Concise Review: Boosting T-Cell Reconstitution Following Allogeneic Transplantation-Current Concepts and Future Perspectives

Abstract

Allogeneic hematopoietic stem cell transplantation (HSCT) is the treatment of choice for a large number of malignant and nonmalignant (inherited) diseases of the hematopoietic system. Nevertheless, non-HLA identical transplantations are complicated by a severe T-cell immunodeficiency associated with a high rate of infection, relapse and graft-versus-host disease. Initial recovery of T-cell immunity following HSCT relies on peripheral expansion of memory T cells mostly driven by cytokines. The reconstitution of a diverse, self-tolerant, and naive T-cell repertoire, however, may take up to 2 years and crucially relies on the interaction of T-cell progenitors with the host thymic epithelium, which may be altered by GvHD, age or transplant-related toxicities. In this review, we summarize current concepts to stimulate reconstitution of a peripheral and polyclonal T-cell compartment following allogeneic transplantation such as graft manipulation (i.e., T-cell depletion), transfusion of ex vivo manipulated donor T cells or the exogenous administration of cytokines and growth factors to stimulate host-thymopoiesis with emphasis on approaches which have led to clinical trials. Particular attention will be given to the development of cellular therapies such as the ex vivo generation of T-cell precursors to fasten generation of a polyclonal and functional host-derived T-cell repertoire. Having been tested so far only in preclinical mouse models, clinical studies are now on the way to validate the efficacy of such T-cell progenitors in enhancing immune reconstitution following HSCT in various clinical settings. Stem Cells Translational Medicine 2019;00:1-8.

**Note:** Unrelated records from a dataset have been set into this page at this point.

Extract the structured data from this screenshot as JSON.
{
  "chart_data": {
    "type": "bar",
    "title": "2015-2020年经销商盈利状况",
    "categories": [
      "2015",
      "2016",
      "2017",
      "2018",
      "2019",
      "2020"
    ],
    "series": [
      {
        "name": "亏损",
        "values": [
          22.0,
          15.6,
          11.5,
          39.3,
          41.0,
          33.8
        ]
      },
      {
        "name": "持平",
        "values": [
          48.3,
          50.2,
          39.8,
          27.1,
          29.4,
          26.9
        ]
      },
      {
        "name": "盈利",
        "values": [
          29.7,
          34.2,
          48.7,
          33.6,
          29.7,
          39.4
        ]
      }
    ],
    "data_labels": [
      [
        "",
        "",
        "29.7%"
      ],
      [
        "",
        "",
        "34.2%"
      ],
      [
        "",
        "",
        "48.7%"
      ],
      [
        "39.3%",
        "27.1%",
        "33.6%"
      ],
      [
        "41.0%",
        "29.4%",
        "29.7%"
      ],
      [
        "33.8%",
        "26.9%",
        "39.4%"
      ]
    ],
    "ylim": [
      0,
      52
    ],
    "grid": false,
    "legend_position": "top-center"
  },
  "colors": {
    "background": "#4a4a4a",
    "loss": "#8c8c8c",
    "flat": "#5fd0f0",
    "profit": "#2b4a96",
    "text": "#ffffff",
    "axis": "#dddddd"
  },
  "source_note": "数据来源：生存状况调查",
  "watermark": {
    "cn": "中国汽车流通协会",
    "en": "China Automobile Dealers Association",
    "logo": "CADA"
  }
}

Keywords: Cellular therapy; Hematologic malignancies; Hematopoietic stem cell transplantation; Immune reconstitution; Immunodeficiency; T-cell; Thymus.

Figure 1

Strategies to accelerate T‐cell reconstitution following allogeneic‐hematopoietic stem cell transplantation (HSCT). Immunological consequences of allogeneic HSCT are depicted in blue boxes. The differential strategies to overcome immunodeficiency following allogeneic‐HSCT are shown on the left in green. Their respective impact on the reconstitution of the T‐cell repertoire is shown on the right side of the diagram.

Figure 2

Ex vivo generation of human T lymphoid progenitors (HTLPs). (A): Human T‐cell development. (B): Experimental protocol for the 7‐day generation of CD7+ T‐cell precursors (=HTLPs) from hematopoietic stem and precursor cells (HSPCs) by coculture with an immobilized Notch ligand DL4 and a cocktail of cytokines. Specifically, CD34+ hematopoietic stem and progenitor cells are seeded on day 0 in culture wells coated with immobilized DL‐4/Fc fusion protein and Retronectin. After addition of cytokines (IL7, TPO, FLT‐3, and SCF) cells are cultured for 7 days with medium change at day 3. HTLPs on day 7 display an early ETP/pro‐T differentiation phenotype as shown by expression of CD7 and downregulation of CD34.